05 / January / 2017 04:38

Trump's ‘Chess Game’ May Hurt Taiwan, Opposition Says

EghtesadOnline: Taiwan’s main opposition party warned against getting involved in the “big power play” of Donald Trump, ahead of President Tsai Ing-wen’s transit stop in the U.S. this weekend.

News ID: 772901

Taiwan should instead seek to strengthen one-on-one ties with countries such as the U.S., China and Japan, according to Jason Hu, a vice chairman of the China-friendly Kuomintang party that lost power last year. President-elect Trump broke diplomatic protocol by taking a call from Tsai last month and later linking the U.S.’s policy on Taiwan to a better trade deal with China, drawing a rebuke from Beijing.

According to Bloomberg, Taiwan can’t afford to get involved in a “multilateral chess game,” Hu, who previously served as foreign minister, said in an interview on Wednesday in Taipei. “We should not be antagonistic to any of the major powers of the world,” he said, without referring to Tsai’s trip specifically. “Taiwan is small, we need to make friends with everybody.”

Trump’s willingness to question the decades-long U.S. foreign-policy consensus on China threatens to make Beijing more aggressive in using its economic leverage to pressure Taiwan. More broadly, his approach risks turning the island into the biggest flash point between the world’s two biggest economies, even as many in Taiwan appreciated his gesture in speaking with Tsai.

While Tsai’s office has not announced any scheduled meetings with Trump officials and her transit through the U.S. en route to Central America is in line with past practice, Hu urged caution among Taiwan’s 23.5 million people.

“People in Taiwan thought he could do this for us, he could do that,” Hu said, when asked about his hopes for the incoming U.S. leader. “We’re not on the front burner.”

The 10-minute conversation on Dec. 2 was one of the most significant interactions a Taiwanese leader has had with a senior U.S. politician since Washington established ties with the Communist government in Beijing almost four decades ago.

Tsai’s Democratic Progressive Party stands for greater independence from the mainland, which considers Taiwan part of its territory. She has declined to explicitly endorse the One-China concept -- a longstanding acknowledgment that the two are part of the same nation, even if they disagree on what that means -- while endorsing the Taiwanese constitution, which claims its territory includes mainland China.

Economic Leverage

Ma Ying-jeou, Tsai’s predecessor and former Kuomintang President, acceded to the One-China principle. That resulted in eight years of rapprochement and greater economic integration across the Taiwan Strait. China is Taiwan’s largest export destination, followed by the U.S. and Japan.

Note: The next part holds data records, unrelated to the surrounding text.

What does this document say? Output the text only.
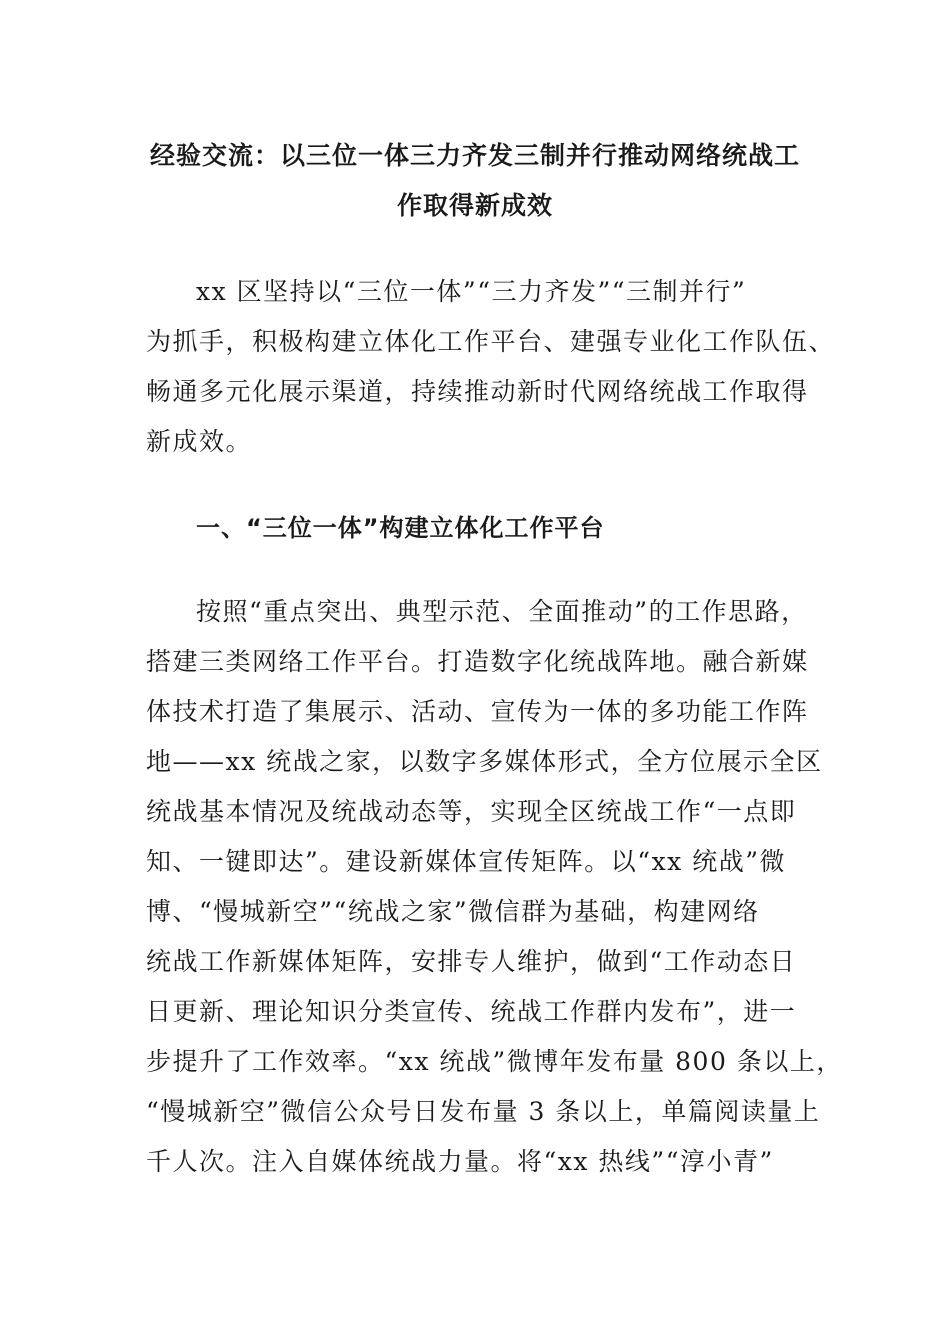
经验交流：以三位一体三力齐发三制并行推动网络统战工
作取得新成效
xx 区坚持以“三位一体”“三力齐发”“三制并行”
为抓手，积极构建立体化工作平台、建强专业化工作队伍、
畅通多元化展示渠道，持续推动新时代网络统战工作取得
新成效。
一、“三位一体”构建立体化工作平台
按照“重点突出、典型示范、全面推动”的工作思路，
搭建三类网络工作平台。打造数字化统战阵地。融合新媒
体技术打造了集展示、活动、宣传为一体的多功能工作阵
地——xx 统战之家，以数字多媒体形式，全方位展示全区
统战基本情况及统战动态等，实现全区统战工作“一点即
知、一键即达”。建设新媒体宣传矩阵。以“xx 统战”微
博、“慢城新空”“统战之家”微信群为基础，构建网络
统战工作新媒体矩阵，安排专人维护，做到“工作动态日
日更新、理论知识分类宣传、统战工作群内发布”，进一
步提升了工作效率。“xx 统战”微博年发布量 800 条以上，
“慢城新空”微信公众号日发布量 3 条以上，单篇阅读量上
千人次。注入自媒体统战力量。将“xx 热线”“淳小青”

Following the Trump-Tsai call, China stepped up military movements around Taiwan, sailing its aircraft carrier and five warships near the island before conducting drills in the South China Sea. The number of nations that recognize the government in Taipei, rather than Beijing, was cut to 21 last month when China re-established diplomatic ties with the small West African island nation of Sao Tome and Principe.

Tsai will transit in Houston on Saturday. She’ll attend the inauguration of Nicaragua’s president and visit Honduras, Guatemala and El Salvador before stopping in San Francisco on the way back to Taiwan. Her office has declined to say whether she’ll meet any U.S. officials during the stopovers.

‘Wrong Signal’

Former President Ma transited in Houston and Los Angeles during a March trip to Central America. Still, China last week urged the U.S. to stop Tsai from passing through.

The U.S. should not send “any wrong signal” to pro-independence forces in Taiwan, Foreign Ministry spokeswoman Hua Chunying told reporters in Beijing last month. She urged “concrete steps to uphold the overall interests of China-U.S. relations and maintain peace and stability across the Taiwan Strait.”

“There are people in Taiwan who consider mainland Chinese enemies,” the KMT’s Hu said in the interview. “The best way to change your enemy is to make him your friend.”